Arms held out, a forced smile, and a Fatboy Slim song fading out in the background.
Sir Keir Starmer had taken the messiah complex of Tony Blair, the facial expressions of a constipated Gordon Brown and the music David Cameron bops to at his Chipping Norton soirés.
His one joke was referring to Boris Johnson as a tool, after it was decided that calling the Tories scum was too severe, falling somewhere between wazzock and helmet on the rudeness scale.
His one slogan was getting tough on crime and tough on the causes of crime.
The speech had a sinking feeling from the start, with the massed ranks in open conflict as they through piercing heckles.
Is it the “shouting slogans or changing lives conference?”, he replied to one of the first. It was a planned line, which means he must have been expecting it.
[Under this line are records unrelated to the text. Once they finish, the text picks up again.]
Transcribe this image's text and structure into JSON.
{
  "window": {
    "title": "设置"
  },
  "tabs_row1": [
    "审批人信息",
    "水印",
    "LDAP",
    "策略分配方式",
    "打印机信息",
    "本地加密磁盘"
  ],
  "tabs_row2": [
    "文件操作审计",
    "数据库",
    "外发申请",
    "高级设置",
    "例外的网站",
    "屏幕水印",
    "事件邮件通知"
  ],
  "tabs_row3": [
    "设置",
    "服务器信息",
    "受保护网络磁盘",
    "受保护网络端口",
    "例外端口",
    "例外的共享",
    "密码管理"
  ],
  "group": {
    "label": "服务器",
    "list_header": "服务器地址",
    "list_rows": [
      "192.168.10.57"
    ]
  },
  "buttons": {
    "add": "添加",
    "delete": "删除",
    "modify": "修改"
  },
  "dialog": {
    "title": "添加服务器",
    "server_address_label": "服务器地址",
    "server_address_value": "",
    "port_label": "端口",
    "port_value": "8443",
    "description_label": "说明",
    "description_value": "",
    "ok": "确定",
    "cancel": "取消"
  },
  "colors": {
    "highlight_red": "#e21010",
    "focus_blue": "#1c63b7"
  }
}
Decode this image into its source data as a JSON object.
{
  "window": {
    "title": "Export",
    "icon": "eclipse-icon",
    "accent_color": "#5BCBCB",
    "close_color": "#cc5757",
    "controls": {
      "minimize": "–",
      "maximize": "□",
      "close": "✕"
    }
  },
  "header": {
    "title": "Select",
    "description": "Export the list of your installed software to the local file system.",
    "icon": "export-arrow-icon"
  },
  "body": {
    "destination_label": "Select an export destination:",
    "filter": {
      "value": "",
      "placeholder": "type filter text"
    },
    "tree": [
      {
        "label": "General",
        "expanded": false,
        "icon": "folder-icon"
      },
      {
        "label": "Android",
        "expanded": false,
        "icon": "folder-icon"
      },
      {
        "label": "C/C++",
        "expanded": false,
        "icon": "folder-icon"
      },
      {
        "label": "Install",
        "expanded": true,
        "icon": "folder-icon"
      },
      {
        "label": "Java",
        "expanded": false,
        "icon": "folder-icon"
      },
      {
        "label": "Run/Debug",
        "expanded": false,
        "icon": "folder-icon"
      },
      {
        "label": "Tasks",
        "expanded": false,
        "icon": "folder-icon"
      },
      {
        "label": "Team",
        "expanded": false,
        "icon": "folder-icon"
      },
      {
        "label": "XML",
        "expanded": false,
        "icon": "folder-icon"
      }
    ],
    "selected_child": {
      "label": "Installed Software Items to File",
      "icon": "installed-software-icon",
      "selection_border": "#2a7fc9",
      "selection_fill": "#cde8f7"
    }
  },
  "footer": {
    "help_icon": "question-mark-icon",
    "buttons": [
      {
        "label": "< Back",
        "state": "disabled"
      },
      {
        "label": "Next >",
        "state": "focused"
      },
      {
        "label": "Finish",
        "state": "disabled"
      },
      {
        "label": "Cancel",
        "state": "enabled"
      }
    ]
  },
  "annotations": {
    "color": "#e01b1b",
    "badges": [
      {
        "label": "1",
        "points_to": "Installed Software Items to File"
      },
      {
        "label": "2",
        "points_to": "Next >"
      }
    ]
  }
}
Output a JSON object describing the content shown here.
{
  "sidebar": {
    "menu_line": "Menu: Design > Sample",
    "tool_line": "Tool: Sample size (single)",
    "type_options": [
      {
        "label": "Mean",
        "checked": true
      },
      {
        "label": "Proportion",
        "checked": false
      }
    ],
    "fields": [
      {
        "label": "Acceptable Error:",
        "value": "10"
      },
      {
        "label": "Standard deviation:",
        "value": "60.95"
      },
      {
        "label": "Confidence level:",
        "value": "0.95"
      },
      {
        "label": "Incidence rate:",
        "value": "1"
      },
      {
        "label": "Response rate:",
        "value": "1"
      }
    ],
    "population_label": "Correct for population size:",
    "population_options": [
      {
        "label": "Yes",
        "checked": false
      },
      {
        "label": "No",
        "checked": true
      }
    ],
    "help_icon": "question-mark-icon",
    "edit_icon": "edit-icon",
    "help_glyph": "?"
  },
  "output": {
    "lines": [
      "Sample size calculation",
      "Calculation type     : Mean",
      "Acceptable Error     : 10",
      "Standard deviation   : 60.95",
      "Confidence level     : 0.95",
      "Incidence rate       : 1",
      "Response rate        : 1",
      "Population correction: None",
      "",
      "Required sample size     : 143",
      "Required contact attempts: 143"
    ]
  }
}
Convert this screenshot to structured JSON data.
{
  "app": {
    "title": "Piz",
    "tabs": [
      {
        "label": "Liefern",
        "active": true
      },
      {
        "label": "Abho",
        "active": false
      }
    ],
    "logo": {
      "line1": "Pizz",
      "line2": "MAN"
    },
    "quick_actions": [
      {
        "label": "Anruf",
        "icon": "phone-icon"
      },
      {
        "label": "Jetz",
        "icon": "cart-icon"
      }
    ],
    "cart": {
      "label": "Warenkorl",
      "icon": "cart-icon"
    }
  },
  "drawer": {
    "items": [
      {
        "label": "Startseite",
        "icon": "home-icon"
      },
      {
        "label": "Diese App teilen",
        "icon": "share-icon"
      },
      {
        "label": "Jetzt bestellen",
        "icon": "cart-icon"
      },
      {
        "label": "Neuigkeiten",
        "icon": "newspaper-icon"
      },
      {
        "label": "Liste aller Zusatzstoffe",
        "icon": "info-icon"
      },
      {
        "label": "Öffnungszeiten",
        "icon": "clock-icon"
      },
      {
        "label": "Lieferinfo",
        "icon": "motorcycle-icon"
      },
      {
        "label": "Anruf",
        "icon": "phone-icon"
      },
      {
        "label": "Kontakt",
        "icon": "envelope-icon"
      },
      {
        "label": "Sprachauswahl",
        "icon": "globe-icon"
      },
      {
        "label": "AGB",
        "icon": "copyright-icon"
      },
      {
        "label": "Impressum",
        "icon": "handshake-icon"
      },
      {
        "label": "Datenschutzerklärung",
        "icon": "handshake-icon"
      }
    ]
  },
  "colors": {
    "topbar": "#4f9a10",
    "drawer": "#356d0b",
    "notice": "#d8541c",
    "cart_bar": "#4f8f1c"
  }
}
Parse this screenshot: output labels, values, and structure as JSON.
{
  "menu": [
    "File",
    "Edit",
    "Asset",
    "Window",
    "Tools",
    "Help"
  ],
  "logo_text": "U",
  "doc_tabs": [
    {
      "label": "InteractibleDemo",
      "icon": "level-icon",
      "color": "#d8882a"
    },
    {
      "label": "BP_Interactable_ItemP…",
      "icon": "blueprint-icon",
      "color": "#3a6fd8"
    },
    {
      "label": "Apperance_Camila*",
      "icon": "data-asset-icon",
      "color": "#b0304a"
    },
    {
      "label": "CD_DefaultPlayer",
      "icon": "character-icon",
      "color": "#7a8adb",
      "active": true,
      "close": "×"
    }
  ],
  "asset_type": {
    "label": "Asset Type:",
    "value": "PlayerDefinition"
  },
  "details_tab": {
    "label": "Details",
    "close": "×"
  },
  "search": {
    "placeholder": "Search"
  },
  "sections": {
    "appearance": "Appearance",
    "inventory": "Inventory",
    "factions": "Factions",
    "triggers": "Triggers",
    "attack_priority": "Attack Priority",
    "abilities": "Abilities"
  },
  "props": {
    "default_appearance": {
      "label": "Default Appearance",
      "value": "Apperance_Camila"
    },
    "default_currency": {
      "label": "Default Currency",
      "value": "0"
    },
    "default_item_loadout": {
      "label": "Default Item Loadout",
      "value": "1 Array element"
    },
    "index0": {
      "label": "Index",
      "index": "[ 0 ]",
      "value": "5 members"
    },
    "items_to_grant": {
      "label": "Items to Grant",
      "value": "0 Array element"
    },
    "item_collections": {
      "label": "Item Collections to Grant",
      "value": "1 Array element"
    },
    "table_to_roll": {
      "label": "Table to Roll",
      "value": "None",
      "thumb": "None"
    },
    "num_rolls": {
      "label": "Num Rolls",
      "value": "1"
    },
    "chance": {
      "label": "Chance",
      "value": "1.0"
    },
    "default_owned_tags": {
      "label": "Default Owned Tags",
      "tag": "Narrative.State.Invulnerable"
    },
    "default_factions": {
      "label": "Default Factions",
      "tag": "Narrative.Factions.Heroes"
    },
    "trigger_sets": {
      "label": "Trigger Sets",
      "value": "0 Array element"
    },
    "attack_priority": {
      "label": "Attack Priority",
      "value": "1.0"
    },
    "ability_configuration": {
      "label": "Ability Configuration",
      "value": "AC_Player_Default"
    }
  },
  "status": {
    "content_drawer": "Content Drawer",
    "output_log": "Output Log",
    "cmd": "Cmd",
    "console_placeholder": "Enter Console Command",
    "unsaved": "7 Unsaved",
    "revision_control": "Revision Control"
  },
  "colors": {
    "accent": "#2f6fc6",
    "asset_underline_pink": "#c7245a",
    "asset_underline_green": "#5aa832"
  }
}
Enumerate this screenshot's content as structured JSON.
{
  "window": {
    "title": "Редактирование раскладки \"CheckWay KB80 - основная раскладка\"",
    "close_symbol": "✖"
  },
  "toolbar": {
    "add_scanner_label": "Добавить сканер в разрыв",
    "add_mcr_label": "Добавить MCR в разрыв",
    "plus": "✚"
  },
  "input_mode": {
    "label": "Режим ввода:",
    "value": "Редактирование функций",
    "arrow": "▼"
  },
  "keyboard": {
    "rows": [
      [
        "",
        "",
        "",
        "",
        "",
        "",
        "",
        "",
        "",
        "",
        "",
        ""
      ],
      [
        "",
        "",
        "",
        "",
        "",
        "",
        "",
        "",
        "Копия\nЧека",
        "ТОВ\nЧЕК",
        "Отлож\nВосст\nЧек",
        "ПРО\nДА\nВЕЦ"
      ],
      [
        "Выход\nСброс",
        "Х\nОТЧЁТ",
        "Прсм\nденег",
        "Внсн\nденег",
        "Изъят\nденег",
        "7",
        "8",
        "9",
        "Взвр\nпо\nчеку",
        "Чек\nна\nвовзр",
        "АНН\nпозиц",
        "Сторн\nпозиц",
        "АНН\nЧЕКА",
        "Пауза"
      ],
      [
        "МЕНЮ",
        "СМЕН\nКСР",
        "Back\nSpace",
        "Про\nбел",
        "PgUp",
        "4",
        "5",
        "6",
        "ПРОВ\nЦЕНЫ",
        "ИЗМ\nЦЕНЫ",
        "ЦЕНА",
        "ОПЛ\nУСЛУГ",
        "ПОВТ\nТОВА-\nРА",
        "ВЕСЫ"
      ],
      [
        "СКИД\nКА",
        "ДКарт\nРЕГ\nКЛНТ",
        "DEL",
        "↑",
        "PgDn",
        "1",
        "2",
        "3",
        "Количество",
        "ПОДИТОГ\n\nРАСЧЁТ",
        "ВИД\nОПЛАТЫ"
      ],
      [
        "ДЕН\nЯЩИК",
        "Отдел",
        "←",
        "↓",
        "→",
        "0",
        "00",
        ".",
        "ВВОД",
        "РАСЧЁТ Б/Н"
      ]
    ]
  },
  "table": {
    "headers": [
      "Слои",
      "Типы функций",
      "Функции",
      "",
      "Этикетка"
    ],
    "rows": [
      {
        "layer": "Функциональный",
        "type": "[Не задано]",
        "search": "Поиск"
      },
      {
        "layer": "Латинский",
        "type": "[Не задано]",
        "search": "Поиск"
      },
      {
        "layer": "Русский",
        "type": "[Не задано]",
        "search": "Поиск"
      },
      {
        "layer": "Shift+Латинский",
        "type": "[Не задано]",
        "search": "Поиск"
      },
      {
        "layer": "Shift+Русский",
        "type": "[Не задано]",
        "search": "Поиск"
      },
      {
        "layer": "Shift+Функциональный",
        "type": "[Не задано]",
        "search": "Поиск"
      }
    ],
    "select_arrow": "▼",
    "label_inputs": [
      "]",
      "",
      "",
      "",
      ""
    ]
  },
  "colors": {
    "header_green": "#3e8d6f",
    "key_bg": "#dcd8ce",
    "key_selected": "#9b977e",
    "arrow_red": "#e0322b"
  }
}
He normally gets this from the Tories at midday on a Wednesday, was his second. He must have been a barrage of abuse.
The hall was split in half, part standing ovation, part glued to their seats.
It was the ‘Ready Steady Cook’ judgment of his popularity, his detractors even held up red cards, although there were no green peppers in sight.
But was this a rotten tomato of a speech?
We want fairer politics, he said.
“Where is Peter Mandelson,” someone shouted out. Backstage, in a darkened corner, with his fingers tapping like a Bond villain, would be my guess.
Starmer told a story about his dying mother who worked for the NHS. That wouldn’t stop the hecklers though. Your dying parent won’t save you, lad.
It was callous and brutal.
The Labour leader said he would stop job insecurity if he got into power. “What about the £15 an hour,” another shouted.
Even a baby cried on the odd occasion a heckler didn’t fill in the natural pauses of his speech. Was this a crying Corbynista? Get her fingerprint, we don’t want their type at the next conference.
What didn’t get heckled would be easier to cover.
Doreen Lawrence was a safe space so he mentioned her quite a few times, but he kept his emotional heartstrings for John and Penny.
Their daughter had been stabbed, multiple times, to death by her partner. The brave couple stood up and the crowd gave them a standing ovation and cheered. It was moving and awkward in equal measure.
So what does he stand for?
Tough on crime, big on education, bless the NHS, the party of NATO, true patriots, get Brexit done and not one mention of Socialism.
Fast forward a week and Boris Johnson will be saying pretty much the same thing.
One of the only policies I picked out was that every pupil will get to meet a careers advisor. I was lucky enough to meet one in my time in state education, and it was the most wasted half-hour of my life.
The biggest cheer was for Mark Drakeford, but after the applause died down even that was heckled.
Starmer ended the speech by looking back and listing all the success of the Blair years. He didn’t mention the Iraq war, surprisingly.
The suits have their party back, whether Starmer is at the helm isn’t the point.
The hecklers will die off, they will switch to the Greens, flirt with Gina Miller’s new party or just focus on trolling Blairites on Twitter.
Winning is more important than unity is Starmer’s mantra, but in unity there is strength, and that’s how you overcome your adversaries.
The question for Starmer is are the real enemy the Tories or the Left-wing.